The Standard & Poor’s 500 Index rose 7.28 points on Friday afternoon, or 0.55 percent. The Dow Jones Industrial Average jumped 43.97 points, and the Nasdaq Composite Index rose 19 points, or 0.7 percent.
Investors globally breathed a sigh of relief as Egyptian president Mubarak handed power over to the military and caved into the protesters who have occupied Cairo for almost three weeks, and erased any concerns that the unrest would linger, impacting shipping and regional oil production.
The news also sent Egyptian financial markets higher. According to the Daily Star, an English-language Lebanese newspaper, Egyptian dollar denominated bonds gained on Friday, and the global depository receipts (GDRs) of Egyptian construction giant Orascom Construction Industries pared its losses in London after Mubarak’s announcement. Orascom is Egypt’s biggest publicly listed company.
“Even if it is a military rule, I see it as a stabilizer,” Mona Mansour, research director at CI Capital, a Cairo-based investment bank, told the Star.
“It’s better than always having demonstrations. I see it as a transitional period that we need to stabilize economic performance.”
Regards,
The S&P was led by jumps in the financial sector, with Bank of America Corp. and JPMorgan Chase & Co. both rising more than 1 percent. The third biggest bank in the United States, Citigroup Inc., also rose 2.09 percent.
Charlotte, N.C.-based Bank of America said last week that it would reorganize its mortgage division and create a new business led by Terry Laughlin. It will focus on modifying troubled loans, address foreclosures, and other mortgage-related matters.
Investors also saw Treasury Secretary Timothy Geithner going to Congress earlier on Friday to present a plan to unwind Fannie Mae and Freddie Mac, the two mortgage finance behemoths currently under government conservatorship. The firms together guarantee roughly $11 trillion in mortgages.

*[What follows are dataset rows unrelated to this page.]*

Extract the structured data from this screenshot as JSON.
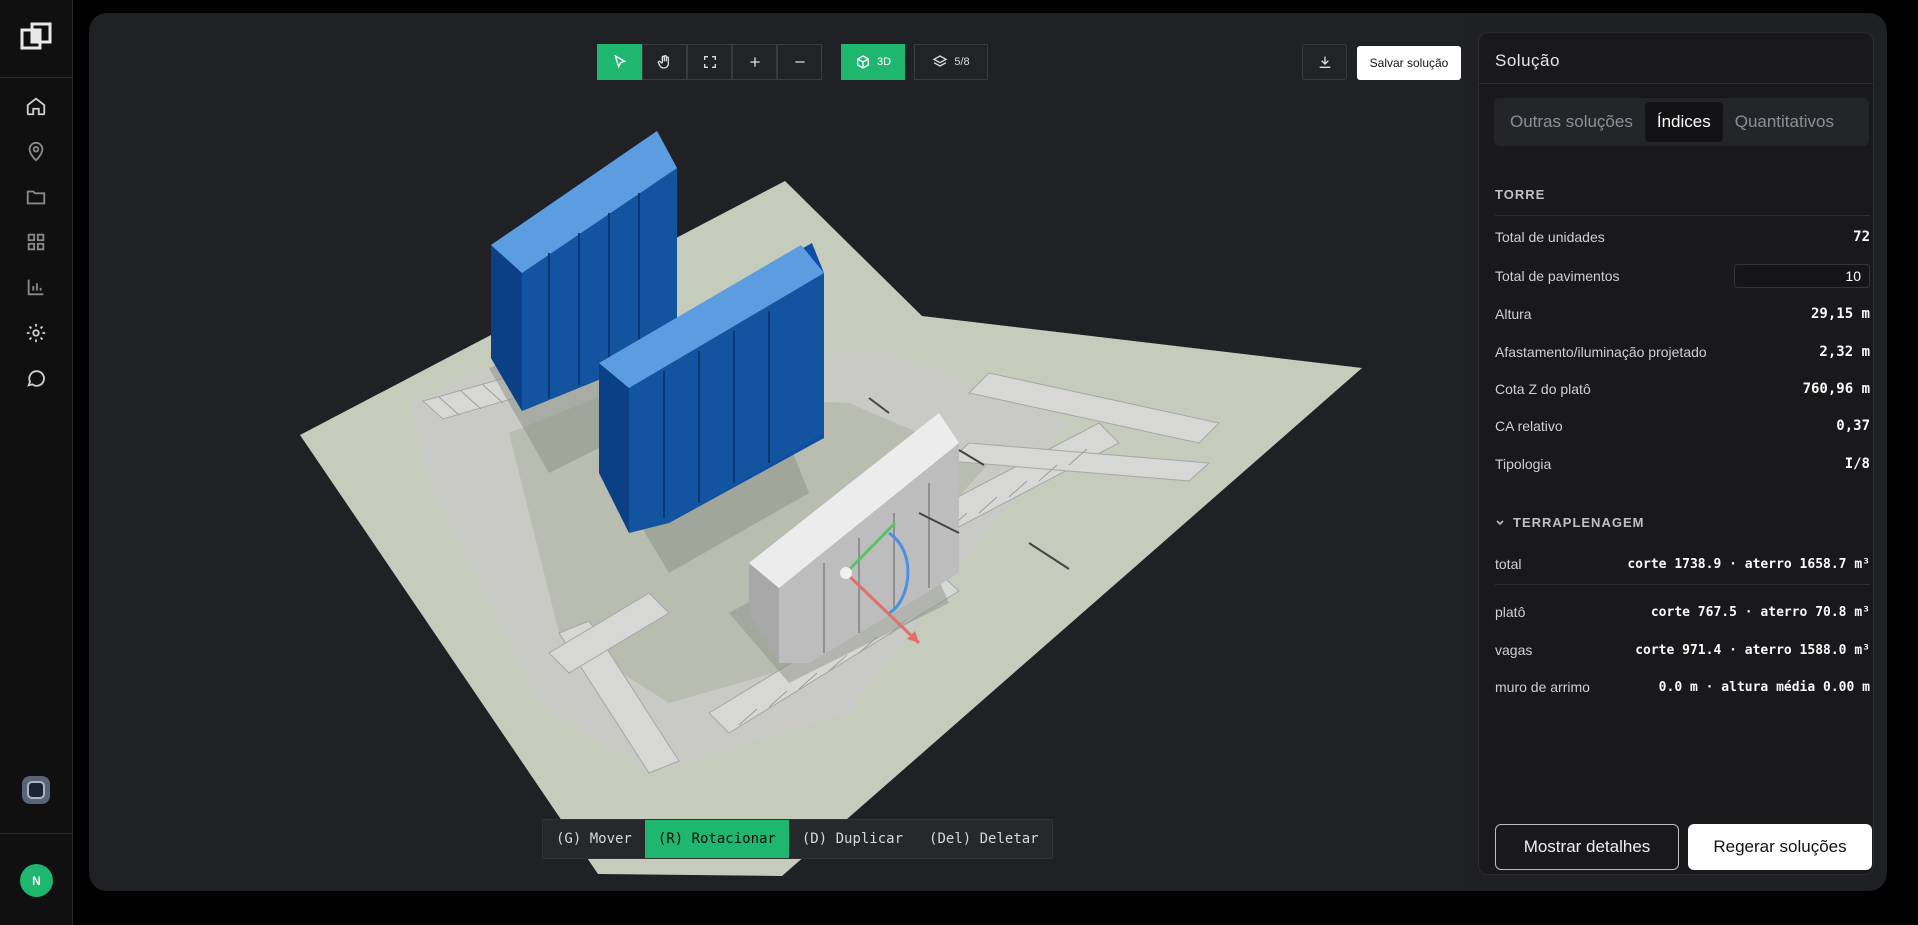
{
  "toolbar": {
    "view_3d_label": "3D",
    "layers_label": "5/8",
    "save_label": "Salvar solução"
  },
  "actions": {
    "move": "(G) Mover",
    "rotate": "(R) Rotacionar",
    "duplicate": "(D) Duplicar",
    "delete": "(Del) Deletar"
  },
  "user": {
    "avatar_initial": "N"
  },
  "panel": {
    "title": "Solução",
    "tabs": [
      "Outras soluções",
      "Índices",
      "Quantitativos"
    ],
    "active_tab": "Índices",
    "torre": {
      "heading": "TORRE",
      "total_unidades_label": "Total de unidades",
      "total_unidades": "72",
      "total_pavimentos_label": "Total de pavimentos",
      "total_pavimentos": "10",
      "altura_label": "Altura",
      "altura": "29,15 m",
      "afastamento_label": "Afastamento/iluminação projetado",
      "afastamento": "2,32 m",
      "cota_label": "Cota Z do platô",
      "cota": "760,96 m",
      "ca_label": "CA relativo",
      "ca": "0,37",
      "tipologia_label": "Tipologia",
      "tipologia": "I/8"
    },
    "terraplenagem": {
      "heading": "TERRAPLENAGEM",
      "total_label": "total",
      "total": "corte 1738.9 · aterro 1658.7 m³",
      "plato_label": "platô",
      "plato": "corte 767.5 · aterro 70.8 m³",
      "vagas_label": "vagas",
      "vagas": "corte 971.4 · aterro 1588.0 m³",
      "muro_label": "muro de arrimo",
      "muro": "0.0 m · altura média 0.00 m"
    },
    "buttons": {
      "details": "Mostrar detalhes",
      "regenerate": "Regerar soluções"
    }
  },
  "colors": {
    "accent": "#1fb770",
    "building_blue": "#1a5fb8",
    "building_selected": "#d9d9d9",
    "ground": "#c9cfbd"
  }
}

Established in 1938, the Washington-based Fannie has bought consumer mortgages and repackaged them into guaranteed securities, fueling U.S. home-ownership for several decades.
U.S. equity markets were also buoyed by ConocoPhillips, the third-largest integrated U.S. oil company, which said that it would increase its quarterly dividend and increase stock buyback for up to $10 billion. Last month, the company reported a 59 percent gain in quarterly profits. Starting on Feb. 22, the company will bump its quarterly dividend by 20 cents to 66 cents, which is the highest dividend yield among all U.S. oil firms, according to Bloomberg figures.

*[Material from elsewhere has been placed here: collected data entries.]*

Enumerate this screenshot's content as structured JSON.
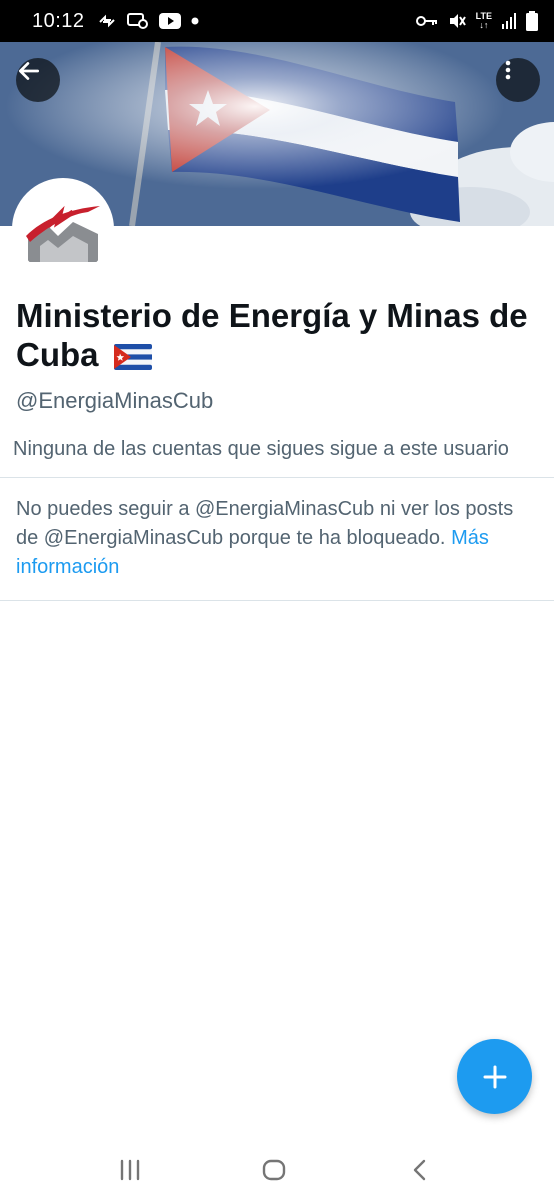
{
  "status_bar": {
    "time": "10:12",
    "network": "LTE",
    "icons": [
      "sync-icon",
      "message-icon",
      "youtube-icon",
      "dot-icon",
      "vpn-key-icon",
      "mute-icon",
      "signal-icon",
      "battery-icon"
    ]
  },
  "header": {
    "back_icon": "arrow-left-icon",
    "more_icon": "more-vertical-icon",
    "banner": "cuban-flag-photo"
  },
  "profile": {
    "name": "Ministerio de Energía y Minas de Cuba",
    "handle": "@EnergiaMinasCub",
    "follow_note": "Ninguna de las cuentas que sigues sigue a este usuario",
    "blocked_message": "No puedes seguir a @EnergiaMinasCub ni ver los posts de @EnergiaMinasCub porque te ha bloqueado.",
    "more_info_link": "Más información"
  },
  "fab": {
    "icon": "plus-icon",
    "color": "#1d9bf0"
  },
  "colors": {
    "accent": "#1d9bf0",
    "secondary_text": "#536471",
    "primary_text": "#0f1419"
  },
  "nav_bar": {
    "icons": [
      "recent-apps-icon",
      "home-icon",
      "back-icon"
    ]
  }
}
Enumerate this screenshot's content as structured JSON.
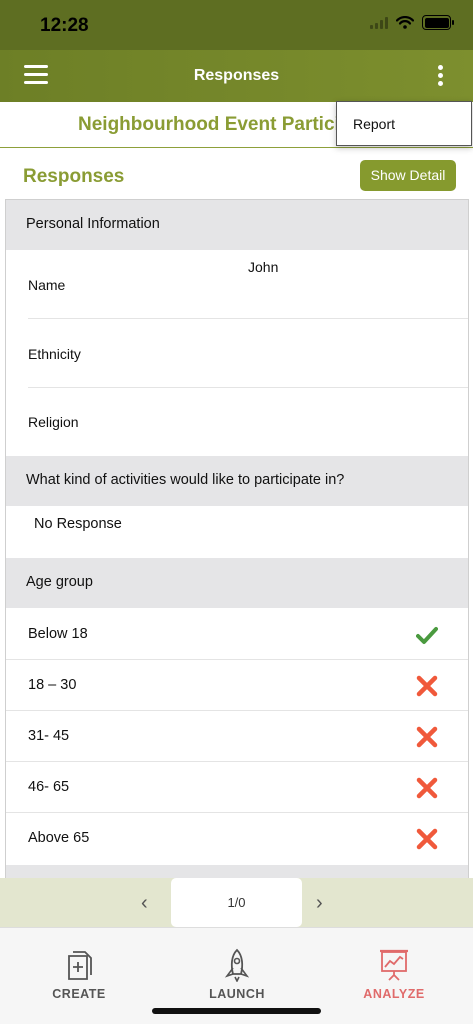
{
  "status_bar": {
    "time": "12:28"
  },
  "nav": {
    "title": "Responses"
  },
  "survey": {
    "title": "Neighbourhood Event Participation"
  },
  "popup_menu": {
    "items": [
      {
        "label": "Report"
      }
    ]
  },
  "section": {
    "title": "Responses",
    "show_detail_label": "Show Detail"
  },
  "groups": {
    "personal": {
      "title": "Personal Information",
      "fields": [
        {
          "label": "Name",
          "value": "John"
        },
        {
          "label": "Ethnicity",
          "value": ""
        },
        {
          "label": "Religion",
          "value": ""
        }
      ]
    },
    "activities": {
      "title": "What kind of activities would like to participate in?",
      "response": "No Response"
    },
    "age": {
      "title": "Age group",
      "options": [
        {
          "label": "Below 18",
          "selected": true
        },
        {
          "label": "18 – 30",
          "selected": false
        },
        {
          "label": "31- 45",
          "selected": false
        },
        {
          "label": "46- 65",
          "selected": false
        },
        {
          "label": "Above 65",
          "selected": false
        }
      ]
    }
  },
  "pager": {
    "label": "1/0",
    "prev_icon": "chevron-left-icon",
    "next_icon": "chevron-right-icon"
  },
  "tabs": [
    {
      "label": "CREATE",
      "icon": "create-document-icon",
      "active": false
    },
    {
      "label": "LAUNCH",
      "icon": "rocket-icon",
      "active": false
    },
    {
      "label": "ANALYZE",
      "icon": "presentation-chart-icon",
      "active": true
    }
  ],
  "colors": {
    "nav": "#6d7f26",
    "accent": "#8a9c34",
    "check": "#4a9a3f",
    "cross": "#f0593b",
    "active_tab": "#e06b6b"
  }
}
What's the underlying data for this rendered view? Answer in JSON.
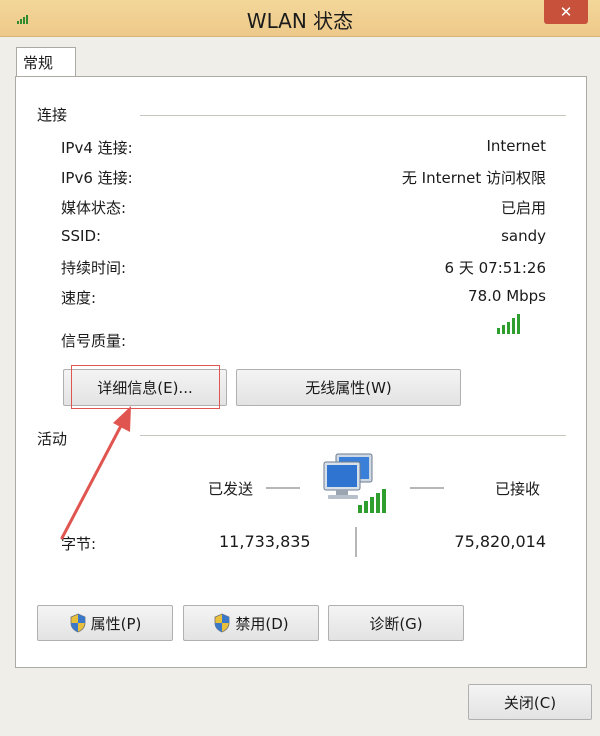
{
  "window": {
    "title": "WLAN 状态",
    "close_glyph": "✕"
  },
  "tabs": [
    {
      "label": "常规"
    }
  ],
  "connection": {
    "group_label": "连接",
    "rows": [
      {
        "label": "IPv4 连接:",
        "value": "Internet"
      },
      {
        "label": "IPv6 连接:",
        "value": "无 Internet 访问权限"
      },
      {
        "label": "媒体状态:",
        "value": "已启用"
      },
      {
        "label": "SSID:",
        "value": "sandy"
      },
      {
        "label": "持续时间:",
        "value": "6 天 07:51:26"
      },
      {
        "label": "速度:",
        "value": "78.0 Mbps"
      }
    ],
    "signal_label": "信号质量:",
    "signal_bars": 5,
    "details_button": "详细信息(E)...",
    "wireless_props_button": "无线属性(W)"
  },
  "activity": {
    "group_label": "活动",
    "sent_label": "已发送",
    "received_label": "已接收",
    "bytes_label": "字节:",
    "bytes_sent": "11,733,835",
    "bytes_received": "75,820,014"
  },
  "actions": {
    "properties_button": "属性(P)",
    "disable_button": "禁用(D)",
    "diagnose_button": "诊断(G)"
  },
  "footer": {
    "close_button": "关闭(C)"
  },
  "colors": {
    "titlebar": "#edc98a",
    "close_red": "#c7513b",
    "annotation_red": "#e15550",
    "signal_green": "#2e9e2e"
  }
}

In currencies, the dollar lost 0.34 percent against the euro and around 0.5 percent against the pound.
Kinder Morgan’s IPO
Texas-based energy company Kinder Morgan Inc. saw its shares jump as much as 7 percent after its initial public offering (IPO) last Friday.
Kinder became the biggest leverage buyout-backed IPO in corporate history, raising more than $2.9 billion in stock. The company was taken private by a consortium of private equity firms including Goldman Sachs Capital Partners and the Carlyle Group in 2007.

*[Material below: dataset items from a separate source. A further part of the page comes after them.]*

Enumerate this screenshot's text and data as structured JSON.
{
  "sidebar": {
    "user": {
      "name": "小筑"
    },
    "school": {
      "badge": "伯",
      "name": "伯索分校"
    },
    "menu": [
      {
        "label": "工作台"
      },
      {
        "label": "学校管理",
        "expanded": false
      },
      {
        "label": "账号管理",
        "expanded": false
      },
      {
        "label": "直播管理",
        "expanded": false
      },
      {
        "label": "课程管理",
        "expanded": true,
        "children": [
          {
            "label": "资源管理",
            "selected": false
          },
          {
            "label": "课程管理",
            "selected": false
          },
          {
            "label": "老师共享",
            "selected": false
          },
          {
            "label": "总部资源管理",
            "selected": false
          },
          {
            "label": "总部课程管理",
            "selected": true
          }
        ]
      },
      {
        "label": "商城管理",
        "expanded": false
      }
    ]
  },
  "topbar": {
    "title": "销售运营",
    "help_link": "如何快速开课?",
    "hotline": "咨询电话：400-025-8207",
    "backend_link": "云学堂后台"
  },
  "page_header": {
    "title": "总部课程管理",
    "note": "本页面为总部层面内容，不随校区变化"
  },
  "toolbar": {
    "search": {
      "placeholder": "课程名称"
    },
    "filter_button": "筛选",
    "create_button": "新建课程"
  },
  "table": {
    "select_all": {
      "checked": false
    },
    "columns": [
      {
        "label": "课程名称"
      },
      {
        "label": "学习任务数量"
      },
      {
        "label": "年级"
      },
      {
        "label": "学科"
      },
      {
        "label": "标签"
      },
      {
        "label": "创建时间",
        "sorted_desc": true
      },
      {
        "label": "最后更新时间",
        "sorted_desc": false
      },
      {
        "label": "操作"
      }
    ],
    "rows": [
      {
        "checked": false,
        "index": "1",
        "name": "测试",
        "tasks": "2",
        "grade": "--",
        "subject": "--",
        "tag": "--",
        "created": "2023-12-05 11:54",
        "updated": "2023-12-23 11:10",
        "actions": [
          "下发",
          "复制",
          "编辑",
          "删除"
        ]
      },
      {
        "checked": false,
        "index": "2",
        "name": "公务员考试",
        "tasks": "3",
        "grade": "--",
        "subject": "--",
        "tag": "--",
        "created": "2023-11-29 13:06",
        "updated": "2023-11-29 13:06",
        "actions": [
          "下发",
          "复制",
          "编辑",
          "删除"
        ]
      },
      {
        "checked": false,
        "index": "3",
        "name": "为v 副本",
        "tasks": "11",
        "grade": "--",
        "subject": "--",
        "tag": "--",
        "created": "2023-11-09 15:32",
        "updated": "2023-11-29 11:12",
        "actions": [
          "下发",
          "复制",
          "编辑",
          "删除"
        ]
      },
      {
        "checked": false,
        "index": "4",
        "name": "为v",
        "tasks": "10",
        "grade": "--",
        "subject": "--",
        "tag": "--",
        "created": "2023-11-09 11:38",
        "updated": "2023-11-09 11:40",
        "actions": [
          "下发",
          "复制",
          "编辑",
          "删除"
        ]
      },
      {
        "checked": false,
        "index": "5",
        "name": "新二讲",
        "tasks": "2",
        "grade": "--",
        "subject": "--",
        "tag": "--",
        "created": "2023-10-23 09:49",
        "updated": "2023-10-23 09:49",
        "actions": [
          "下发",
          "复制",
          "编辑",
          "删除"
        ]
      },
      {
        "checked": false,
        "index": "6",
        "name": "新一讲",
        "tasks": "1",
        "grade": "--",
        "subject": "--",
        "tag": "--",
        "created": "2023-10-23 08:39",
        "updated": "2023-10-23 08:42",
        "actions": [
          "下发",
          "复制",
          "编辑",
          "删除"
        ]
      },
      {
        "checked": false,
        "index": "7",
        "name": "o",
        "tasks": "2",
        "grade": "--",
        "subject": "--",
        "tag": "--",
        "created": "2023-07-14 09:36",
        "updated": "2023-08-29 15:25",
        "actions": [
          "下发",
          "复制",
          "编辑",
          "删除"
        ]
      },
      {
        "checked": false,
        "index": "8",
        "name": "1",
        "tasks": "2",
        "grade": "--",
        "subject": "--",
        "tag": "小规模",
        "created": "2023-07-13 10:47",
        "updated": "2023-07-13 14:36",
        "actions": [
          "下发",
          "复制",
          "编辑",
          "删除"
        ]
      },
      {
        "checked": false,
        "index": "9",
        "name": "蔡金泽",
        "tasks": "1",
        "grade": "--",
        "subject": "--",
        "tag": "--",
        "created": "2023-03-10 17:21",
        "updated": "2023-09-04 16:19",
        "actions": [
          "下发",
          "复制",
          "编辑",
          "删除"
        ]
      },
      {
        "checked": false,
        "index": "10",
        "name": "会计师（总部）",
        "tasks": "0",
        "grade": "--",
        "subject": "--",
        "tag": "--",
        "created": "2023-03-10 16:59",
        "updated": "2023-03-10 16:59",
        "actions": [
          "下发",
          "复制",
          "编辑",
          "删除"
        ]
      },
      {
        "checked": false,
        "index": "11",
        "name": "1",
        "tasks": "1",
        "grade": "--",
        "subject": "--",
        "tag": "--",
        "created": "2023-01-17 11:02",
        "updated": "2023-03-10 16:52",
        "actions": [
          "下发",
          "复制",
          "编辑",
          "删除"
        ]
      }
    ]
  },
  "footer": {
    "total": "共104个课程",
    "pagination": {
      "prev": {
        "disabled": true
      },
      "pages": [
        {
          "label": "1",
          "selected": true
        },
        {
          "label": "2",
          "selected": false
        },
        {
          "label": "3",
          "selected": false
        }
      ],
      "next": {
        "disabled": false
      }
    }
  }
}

According to a filing with the Securities and Exchange Commission, Kinder plans to pay a 3.9 percent dividend annually (based on its IPO price), or $1.16 per year. Kinder’s IPO eclipsed last month’s IPO of Nielsen Holdings NV, a media company that was the biggest buyout-backed IPO in corporate history.
Consumer Sentiment Higher
A rising stock market and gradually smaller unemployment rates are boosting consumer confidence, which reached an eight-month high this month.
According to the Thomsen Reuters/University of Michigan preliminary index of consumer sentiment, confidence increased 0.9 points from 74.2 to 75.1 last month, the highest reading since last June.
The results, which came on the heels of a positive movement in U.S. unemployment rate this month, could mean that consumer spending is likely to increase in the coming months, accelerating business activity.
Another Week of Earnings
This week, more corporate earnings will take center stage as investors will look for signs to continue the recent surge in stocks, or for signs that the economic road to recovery ahead may be bumpier than previously imagined.
Computer maker Dell Inc. will report its quarterly earnings on Tuesday. Dell, which has felt enormous pressure from rivals Hewlett-Packard Co. and Apple Inc., historically has disappointed investors with its earnings releases.
On Wednesday, farming equipment maker Deere will report—the company is expected to have an optimistic outlook for 2011 as agriculture commodity prices are rising and many farms are expanding production. Cable company Comcast Corp. and diary distributor Dean Foods will also report.